Once again I have asked John Kirkwood to contribute to my blog:
Audrey Hepburn: Portraits of an Icon, National Portrait Gallery, London, until 18th October 2015
For admirers of Audrey Hepburn (and who isn’t?) this exhibition is a real treat featuring as it does many rarely seen images as well as classics we have all come to know.
It takes us from Audrey’s early years as a dancer at Ciro’s night club, which by strange coincidence was located on the very spot in Orange Street which now houses the Gallery’s Heinz Archive and Study Room, through her film career right up to her inspiring work for UNICEF.
I am sure that she would have been amazed and indeed puzzled by becoming a modern icon and wonder what all the fuss was about as she was one of the very few film stars about whom you could say ‘what you see is what you get’.
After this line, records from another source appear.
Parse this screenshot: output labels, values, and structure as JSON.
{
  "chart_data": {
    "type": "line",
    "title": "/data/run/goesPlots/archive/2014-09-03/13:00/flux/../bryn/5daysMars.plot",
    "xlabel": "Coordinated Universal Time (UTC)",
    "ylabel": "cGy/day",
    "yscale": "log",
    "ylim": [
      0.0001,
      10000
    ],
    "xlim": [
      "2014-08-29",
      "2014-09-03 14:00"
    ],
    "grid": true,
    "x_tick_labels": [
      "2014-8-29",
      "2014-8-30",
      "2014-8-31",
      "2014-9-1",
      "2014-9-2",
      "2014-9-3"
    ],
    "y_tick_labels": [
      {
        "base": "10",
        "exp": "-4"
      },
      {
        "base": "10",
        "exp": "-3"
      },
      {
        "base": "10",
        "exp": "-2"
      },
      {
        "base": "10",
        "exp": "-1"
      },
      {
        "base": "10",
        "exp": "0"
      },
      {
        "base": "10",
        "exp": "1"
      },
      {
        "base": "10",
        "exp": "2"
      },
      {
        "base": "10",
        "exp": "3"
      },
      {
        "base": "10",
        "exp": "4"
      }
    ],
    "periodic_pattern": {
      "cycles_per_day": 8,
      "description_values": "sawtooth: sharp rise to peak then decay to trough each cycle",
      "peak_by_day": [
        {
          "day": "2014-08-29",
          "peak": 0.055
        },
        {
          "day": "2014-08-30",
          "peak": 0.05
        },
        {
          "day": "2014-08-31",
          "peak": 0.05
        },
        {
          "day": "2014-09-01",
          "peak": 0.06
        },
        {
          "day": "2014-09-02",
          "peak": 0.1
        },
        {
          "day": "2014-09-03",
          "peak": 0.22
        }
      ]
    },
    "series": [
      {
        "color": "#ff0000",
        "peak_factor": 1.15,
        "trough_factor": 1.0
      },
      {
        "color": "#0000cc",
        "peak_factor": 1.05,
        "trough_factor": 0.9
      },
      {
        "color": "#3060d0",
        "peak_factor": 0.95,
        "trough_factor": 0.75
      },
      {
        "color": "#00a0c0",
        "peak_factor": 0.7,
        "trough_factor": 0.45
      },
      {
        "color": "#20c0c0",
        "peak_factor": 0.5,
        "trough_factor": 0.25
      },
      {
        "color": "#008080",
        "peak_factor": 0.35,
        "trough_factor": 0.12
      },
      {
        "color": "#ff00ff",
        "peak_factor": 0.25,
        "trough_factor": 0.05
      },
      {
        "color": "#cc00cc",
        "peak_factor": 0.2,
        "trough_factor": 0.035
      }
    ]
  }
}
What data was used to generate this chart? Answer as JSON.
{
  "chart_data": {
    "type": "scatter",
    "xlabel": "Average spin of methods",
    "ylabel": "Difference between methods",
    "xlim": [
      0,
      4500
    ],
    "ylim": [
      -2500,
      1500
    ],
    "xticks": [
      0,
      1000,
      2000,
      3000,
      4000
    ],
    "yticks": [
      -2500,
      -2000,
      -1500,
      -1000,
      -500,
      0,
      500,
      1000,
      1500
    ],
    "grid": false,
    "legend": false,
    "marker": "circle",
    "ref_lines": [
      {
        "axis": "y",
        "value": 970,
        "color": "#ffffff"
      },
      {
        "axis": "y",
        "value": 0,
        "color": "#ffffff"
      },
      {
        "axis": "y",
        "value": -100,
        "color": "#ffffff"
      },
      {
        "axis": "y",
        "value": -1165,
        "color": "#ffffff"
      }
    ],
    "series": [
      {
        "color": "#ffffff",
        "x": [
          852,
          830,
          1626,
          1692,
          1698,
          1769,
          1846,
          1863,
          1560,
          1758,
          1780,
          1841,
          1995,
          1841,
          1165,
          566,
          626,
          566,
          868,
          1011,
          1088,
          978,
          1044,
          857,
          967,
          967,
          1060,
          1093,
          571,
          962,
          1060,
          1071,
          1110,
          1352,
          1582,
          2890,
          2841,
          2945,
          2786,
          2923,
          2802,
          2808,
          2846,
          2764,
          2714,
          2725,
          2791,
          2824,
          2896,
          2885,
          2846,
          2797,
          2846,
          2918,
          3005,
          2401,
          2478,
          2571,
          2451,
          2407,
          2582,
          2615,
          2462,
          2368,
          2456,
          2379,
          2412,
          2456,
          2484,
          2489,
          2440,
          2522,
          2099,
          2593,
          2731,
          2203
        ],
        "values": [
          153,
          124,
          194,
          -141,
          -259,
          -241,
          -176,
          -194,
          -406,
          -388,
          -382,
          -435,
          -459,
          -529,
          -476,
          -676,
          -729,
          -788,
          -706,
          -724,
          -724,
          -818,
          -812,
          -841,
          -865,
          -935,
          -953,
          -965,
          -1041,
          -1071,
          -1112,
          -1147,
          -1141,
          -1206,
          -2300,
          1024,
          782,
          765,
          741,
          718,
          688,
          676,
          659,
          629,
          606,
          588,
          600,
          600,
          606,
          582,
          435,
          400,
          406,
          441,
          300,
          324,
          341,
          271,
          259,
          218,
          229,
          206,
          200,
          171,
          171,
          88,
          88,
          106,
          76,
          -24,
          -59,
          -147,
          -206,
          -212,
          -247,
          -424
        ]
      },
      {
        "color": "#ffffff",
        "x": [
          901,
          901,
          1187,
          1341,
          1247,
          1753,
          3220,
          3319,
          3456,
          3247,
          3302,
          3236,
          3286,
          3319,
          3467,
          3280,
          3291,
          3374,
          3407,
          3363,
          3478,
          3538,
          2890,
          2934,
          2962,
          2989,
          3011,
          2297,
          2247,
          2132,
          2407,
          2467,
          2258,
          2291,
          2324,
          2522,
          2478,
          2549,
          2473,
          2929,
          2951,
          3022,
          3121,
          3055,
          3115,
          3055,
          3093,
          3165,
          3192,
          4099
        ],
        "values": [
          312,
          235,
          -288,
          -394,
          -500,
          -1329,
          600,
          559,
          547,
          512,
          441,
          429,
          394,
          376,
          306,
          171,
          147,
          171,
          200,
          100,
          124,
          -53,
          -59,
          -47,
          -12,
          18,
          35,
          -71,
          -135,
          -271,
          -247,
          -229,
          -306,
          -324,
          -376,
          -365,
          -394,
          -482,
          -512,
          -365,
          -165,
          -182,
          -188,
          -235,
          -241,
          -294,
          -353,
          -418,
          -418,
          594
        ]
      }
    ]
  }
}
Not long before her death she appeared at the Barbican reading from the diary of Anne Frank to music composed by Michael Tilson Thomas. A truly magical night but afterwards she was telling everyone how she had been shaking with nerves. This from one of the biggest stars in the world!

Audrey Hepburn dressed in Givenchy with sunglasses by Oliver Goldsmith by Douglas Kirkland, 1966
Copyright: Iconic Images/Douglas Kirkland
Film star, fashion icon, humanitarian and loving mother, all aspects are covered in this truly wonderful exhibition devoted to one of the best-loved actresses of all time.
Magic
– how could this, ever have got, forgotten?